A Srª Marina Silva - Senador Jefferson Péres, quero parabenizar V. Exª pelo seu pronunciamento e dizer que tem toda razão quando diz que o Governo fez uma carta de intenções com relação ao que seria um plano de desenvolvimento para a Amazônia. Mas creio que há algo sobre o qual devemos ficar atentos: desde que assumi o mandato de Senadora, fiz questão de ter uma ação parlamentar que não fosse meramente discursiva, nem tampouco de identificação e de diagnóstico de problemas apenas; quero oferecer alternativas. Não me escuso de levar ao Governo todas as idéias boas que tenho identificado em relação à Amazônia, na esperança de que sejam encaminhadas. Com coragem, digo que algumas, poucas, estão sendo encaminhadas, não por determinação de Governo, por um entendimento, mas por pessoas que estão estrategicamente em órgãos importantes do Governo e que, por um compromisso pessoal, às vezes fazem tudo o que podem para dar cabo a essas sugestões. Há um dado que não podemos desconhecer: um é o discurso politicamente correto, inatingível, se formos analisar as idéias do ponto de vista do discurso. Esse programa que está aí seria endossado por qualquer um de nós; está perfeito. Se for aplicado na Amazônia, ficarei feliz. O problema é realmente acontecer um milagre, que ele saia do papel e deixe de ser apenas referencial para as palestras nos países estrangeiros, onde se tem que vender uma boa imagem da Amazônia, uma imagem de preocupação - se possível, até franzir a testa para dizer que a preocupação é grande! Mas, na prática, sabemos - e principalmente os índios, os seringueiros e os agricultores o sabem - que as idéias ainda estão muito aquém do que deveria ser feito, nas mínimas coisas, que não são difíceis. Acredito que, com o acúmulo de experiências que temos, como mencionei, o que já foi produzido na Amazônia, se transformado em políticas públicas de desenvolvimento, traria uma contribuição de grande necessidade. Uma coisa é o discurso politicamente correto, outra coisa é a ação correta, que ainda está muito longe de acontecer.
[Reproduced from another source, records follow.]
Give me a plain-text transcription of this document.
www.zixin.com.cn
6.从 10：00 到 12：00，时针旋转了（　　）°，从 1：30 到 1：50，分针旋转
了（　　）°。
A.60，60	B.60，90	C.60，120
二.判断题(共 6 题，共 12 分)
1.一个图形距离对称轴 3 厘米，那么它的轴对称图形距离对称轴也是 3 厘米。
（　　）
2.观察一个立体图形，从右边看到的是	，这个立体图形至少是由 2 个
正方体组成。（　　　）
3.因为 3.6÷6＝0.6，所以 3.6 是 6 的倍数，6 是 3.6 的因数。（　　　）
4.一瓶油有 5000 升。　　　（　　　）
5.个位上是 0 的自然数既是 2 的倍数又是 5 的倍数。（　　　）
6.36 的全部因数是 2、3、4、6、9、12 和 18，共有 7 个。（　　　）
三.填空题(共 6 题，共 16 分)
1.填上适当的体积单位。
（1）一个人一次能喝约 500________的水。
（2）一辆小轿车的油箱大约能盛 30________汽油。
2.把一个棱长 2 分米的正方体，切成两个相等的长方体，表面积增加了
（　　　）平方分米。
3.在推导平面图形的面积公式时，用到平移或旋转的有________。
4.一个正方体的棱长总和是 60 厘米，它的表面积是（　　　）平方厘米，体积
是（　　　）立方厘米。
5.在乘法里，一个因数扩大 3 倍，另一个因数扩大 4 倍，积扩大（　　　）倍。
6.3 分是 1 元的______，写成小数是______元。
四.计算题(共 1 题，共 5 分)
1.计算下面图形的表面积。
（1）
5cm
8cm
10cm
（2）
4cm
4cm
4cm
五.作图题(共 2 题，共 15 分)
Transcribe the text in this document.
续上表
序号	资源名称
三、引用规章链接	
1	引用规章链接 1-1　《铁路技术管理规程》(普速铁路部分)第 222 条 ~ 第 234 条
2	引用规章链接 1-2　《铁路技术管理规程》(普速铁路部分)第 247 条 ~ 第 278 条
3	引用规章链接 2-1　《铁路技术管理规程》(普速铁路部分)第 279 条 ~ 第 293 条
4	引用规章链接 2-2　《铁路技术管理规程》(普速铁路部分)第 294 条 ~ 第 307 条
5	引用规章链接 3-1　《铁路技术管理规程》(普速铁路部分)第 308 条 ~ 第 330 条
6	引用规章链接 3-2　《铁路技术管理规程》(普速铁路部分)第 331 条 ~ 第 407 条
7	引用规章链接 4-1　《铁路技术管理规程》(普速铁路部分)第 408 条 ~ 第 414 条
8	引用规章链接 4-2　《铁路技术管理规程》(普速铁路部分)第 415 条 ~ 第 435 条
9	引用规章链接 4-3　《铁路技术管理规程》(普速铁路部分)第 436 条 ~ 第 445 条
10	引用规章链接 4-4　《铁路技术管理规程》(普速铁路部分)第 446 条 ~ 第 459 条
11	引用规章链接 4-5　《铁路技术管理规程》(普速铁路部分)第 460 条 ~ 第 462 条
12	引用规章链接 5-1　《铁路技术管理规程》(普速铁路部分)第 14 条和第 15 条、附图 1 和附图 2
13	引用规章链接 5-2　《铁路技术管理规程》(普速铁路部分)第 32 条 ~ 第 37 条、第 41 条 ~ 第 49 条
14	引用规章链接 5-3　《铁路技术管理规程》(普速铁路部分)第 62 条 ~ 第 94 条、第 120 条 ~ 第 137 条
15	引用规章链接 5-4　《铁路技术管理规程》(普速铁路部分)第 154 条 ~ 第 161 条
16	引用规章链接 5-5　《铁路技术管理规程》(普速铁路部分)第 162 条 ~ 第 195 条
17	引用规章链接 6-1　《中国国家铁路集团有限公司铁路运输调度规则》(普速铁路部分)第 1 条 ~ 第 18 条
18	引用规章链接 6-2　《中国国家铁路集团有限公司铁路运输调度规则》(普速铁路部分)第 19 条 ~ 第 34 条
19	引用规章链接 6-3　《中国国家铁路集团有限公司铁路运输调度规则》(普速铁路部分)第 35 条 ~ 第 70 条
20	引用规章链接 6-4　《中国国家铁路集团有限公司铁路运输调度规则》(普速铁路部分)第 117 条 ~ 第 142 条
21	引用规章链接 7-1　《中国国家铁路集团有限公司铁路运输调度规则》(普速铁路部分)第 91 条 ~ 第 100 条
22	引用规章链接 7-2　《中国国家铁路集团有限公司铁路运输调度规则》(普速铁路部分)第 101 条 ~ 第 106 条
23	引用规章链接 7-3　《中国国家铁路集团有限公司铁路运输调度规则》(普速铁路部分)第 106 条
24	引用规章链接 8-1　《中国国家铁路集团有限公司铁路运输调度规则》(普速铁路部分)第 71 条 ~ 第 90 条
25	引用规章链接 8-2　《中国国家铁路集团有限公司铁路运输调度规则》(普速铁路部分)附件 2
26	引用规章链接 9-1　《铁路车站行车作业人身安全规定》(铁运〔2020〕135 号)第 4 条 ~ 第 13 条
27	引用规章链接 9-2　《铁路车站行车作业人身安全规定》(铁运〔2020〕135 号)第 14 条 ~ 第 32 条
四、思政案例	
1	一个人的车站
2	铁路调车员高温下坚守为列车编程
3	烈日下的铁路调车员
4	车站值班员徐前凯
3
O SR. JEFFERSON PÉRES - Muito obrigado, Senadora Marina Silva.

A Amazônia, historicamente, é vítima dessa retórica vazia, que vem desde o primeiro plano do Governo do Marechal Hermes e nunca saiu do papel, passando pelo famosíssimo discurso do rio Amazonas, pronunciado, em Manaus, pelo Presidente Getúlio Vargas. Uma peça literária que não teve absolutamente nenhuma conseqüência para a região, mas é incrível que essa questão continue ainda hoje, com toda a massa de informações que se tem sobre a Amazônia, com todos os elementos e recursos da tecnologia moderna, que tornariam perfeitamente viável a execução de uma política integrada para a região.

Mas, há pouco, eu me referia ao fato de Ministros entrarem publicamente em contradição com o próprio Governo a que servem. Não foi só o Ministro do Planejamento que, há pouco dias, como eu dizia, condenou a abertura de uma estrada para o Pacífico, sob a alegação de que os produtos da Amazônia seriam melhor escoados pelos portos do sul do País. É uma visão preconceituosa e equivocada de um Ministro de Estado, mas é estranhável, para dizer o mínimo, que ele a manifeste publicamente.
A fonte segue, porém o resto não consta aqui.